I think old photos of wheeling with early technology are neat to look at.
 
Re: Re: Re: Buying buggies

TacomaJD said:
I have thought about starting a thread about "what did you start out wheeling" but most of the guys with badass buggies don't post much here with the exception of a few. Still, some interesting photos would probably surface.....you know, from you old fawkers that's been in the game longer than I been alive :flipoff1:

I think old photos of wheeling with early technology are neat to look at.


John g had one that ran on Pterodactyl poop ( eventually to propane) and square Racelines. molaugh
 
Re: Re: Re: Re: Re: Buying buggies

CHASMAN9 said:
John g had one that ran on Pterodactyl poop ( eventually to propane) and square Racelines. molaugh

Lmaooooo now that is funny ****.

Started the what did you wheel thread in general discussion. Y'all go check it out and blow it up.
 
JohnG said:
Cash is king. NEVER finance toys.
X2! Its hard knowing someone would finance something and then be willing to go tear the hell of it!
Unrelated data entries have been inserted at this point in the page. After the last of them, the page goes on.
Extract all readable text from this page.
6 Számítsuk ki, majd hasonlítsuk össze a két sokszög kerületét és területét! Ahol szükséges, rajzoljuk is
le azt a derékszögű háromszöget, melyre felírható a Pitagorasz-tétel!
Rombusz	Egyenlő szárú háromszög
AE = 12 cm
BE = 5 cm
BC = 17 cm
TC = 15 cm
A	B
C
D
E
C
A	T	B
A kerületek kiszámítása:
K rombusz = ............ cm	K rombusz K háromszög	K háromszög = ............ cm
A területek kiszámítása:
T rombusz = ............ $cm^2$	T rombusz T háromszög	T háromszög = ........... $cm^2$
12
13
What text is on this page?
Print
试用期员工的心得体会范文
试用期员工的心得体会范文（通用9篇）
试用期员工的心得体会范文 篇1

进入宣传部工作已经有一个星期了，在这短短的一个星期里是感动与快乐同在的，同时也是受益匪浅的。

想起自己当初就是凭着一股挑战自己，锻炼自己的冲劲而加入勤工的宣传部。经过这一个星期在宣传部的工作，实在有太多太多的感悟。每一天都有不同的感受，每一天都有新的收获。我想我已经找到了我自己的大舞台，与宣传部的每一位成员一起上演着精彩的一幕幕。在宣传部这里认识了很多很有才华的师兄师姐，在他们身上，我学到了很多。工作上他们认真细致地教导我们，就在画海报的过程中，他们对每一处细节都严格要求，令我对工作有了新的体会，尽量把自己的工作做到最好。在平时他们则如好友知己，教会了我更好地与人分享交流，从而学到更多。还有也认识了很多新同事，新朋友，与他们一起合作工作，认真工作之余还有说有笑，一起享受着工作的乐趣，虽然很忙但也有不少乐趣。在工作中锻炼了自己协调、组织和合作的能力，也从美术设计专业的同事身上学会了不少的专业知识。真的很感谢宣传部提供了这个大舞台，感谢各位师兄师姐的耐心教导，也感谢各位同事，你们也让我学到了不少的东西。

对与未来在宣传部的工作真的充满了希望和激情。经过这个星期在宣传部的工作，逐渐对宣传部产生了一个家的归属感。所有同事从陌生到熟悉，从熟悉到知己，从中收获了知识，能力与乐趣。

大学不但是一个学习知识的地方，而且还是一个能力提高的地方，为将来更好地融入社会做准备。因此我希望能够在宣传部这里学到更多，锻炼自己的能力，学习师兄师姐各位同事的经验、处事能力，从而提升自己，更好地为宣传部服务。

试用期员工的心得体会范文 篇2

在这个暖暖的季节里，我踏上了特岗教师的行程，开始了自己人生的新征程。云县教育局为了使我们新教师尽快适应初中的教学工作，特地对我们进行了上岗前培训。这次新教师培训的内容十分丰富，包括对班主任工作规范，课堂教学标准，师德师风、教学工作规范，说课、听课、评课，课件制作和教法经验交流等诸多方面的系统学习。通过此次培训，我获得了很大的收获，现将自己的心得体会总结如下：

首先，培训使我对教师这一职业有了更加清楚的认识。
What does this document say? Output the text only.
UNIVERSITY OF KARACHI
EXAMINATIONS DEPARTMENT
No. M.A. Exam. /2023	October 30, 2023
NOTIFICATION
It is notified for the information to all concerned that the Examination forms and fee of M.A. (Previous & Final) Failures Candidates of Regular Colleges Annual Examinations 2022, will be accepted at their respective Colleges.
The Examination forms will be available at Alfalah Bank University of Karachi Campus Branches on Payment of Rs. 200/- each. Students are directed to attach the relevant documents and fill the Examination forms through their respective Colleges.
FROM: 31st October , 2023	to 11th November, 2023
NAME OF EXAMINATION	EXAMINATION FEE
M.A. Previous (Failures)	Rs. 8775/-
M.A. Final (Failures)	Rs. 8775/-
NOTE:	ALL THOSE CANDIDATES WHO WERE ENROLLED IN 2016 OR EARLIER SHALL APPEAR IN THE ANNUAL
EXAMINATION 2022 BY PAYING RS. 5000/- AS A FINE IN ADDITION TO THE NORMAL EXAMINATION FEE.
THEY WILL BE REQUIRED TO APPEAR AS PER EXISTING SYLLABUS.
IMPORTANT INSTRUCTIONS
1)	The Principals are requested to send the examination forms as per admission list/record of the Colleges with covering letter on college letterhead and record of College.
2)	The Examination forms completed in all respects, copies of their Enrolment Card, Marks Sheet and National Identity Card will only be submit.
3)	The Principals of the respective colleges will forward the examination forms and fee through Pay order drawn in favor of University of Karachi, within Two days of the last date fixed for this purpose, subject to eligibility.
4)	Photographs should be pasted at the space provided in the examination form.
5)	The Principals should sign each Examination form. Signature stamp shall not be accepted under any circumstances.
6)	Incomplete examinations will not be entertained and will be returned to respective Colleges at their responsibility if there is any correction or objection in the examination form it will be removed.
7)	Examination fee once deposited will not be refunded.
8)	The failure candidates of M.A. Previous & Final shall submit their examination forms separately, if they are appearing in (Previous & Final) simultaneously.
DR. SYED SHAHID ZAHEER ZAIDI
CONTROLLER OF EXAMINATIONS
Pay with cash, maintain it with cash, if you can't do that I would wait till you can... just my 2 cents
 
For those that don't know I'm a welding instructor at a high school and we don't make ****. My mom and wife are also teachers and my dad was a welder/mechanic and I am nowhere near rich but work my ass off to play hard. When I get off I usually go work somewhere else if not at my own shop. My wife and mom get off and go work a retail store they started in a building that was almost condemned and in 4 months me and my brother had it where it passed all city inspection. I'm 30 and have more than I could ask for. All I owe money on is my wife's car and my river house.

Now we are not poor but we can't just go get whatever we want. If we want or need something we save the money and go get it

I say all of that to say this:
I have what I have because I work for them and want them. My great grandmother told me when I was little that if I didn't have a quarter in my pocket why should I expect someone to loan me a quarter. That and the work ethic that my family stuck in my head made me who I am today and makes me work for what I get.

I don't know who said it but someone said they didn't want to wait 8 years to ride and was having fun while I was building. I had a truck and bought a buggy and some other crap during that time that was fun and let me get out in the woods. It may not have been the best looking stuff but I had a good time in it.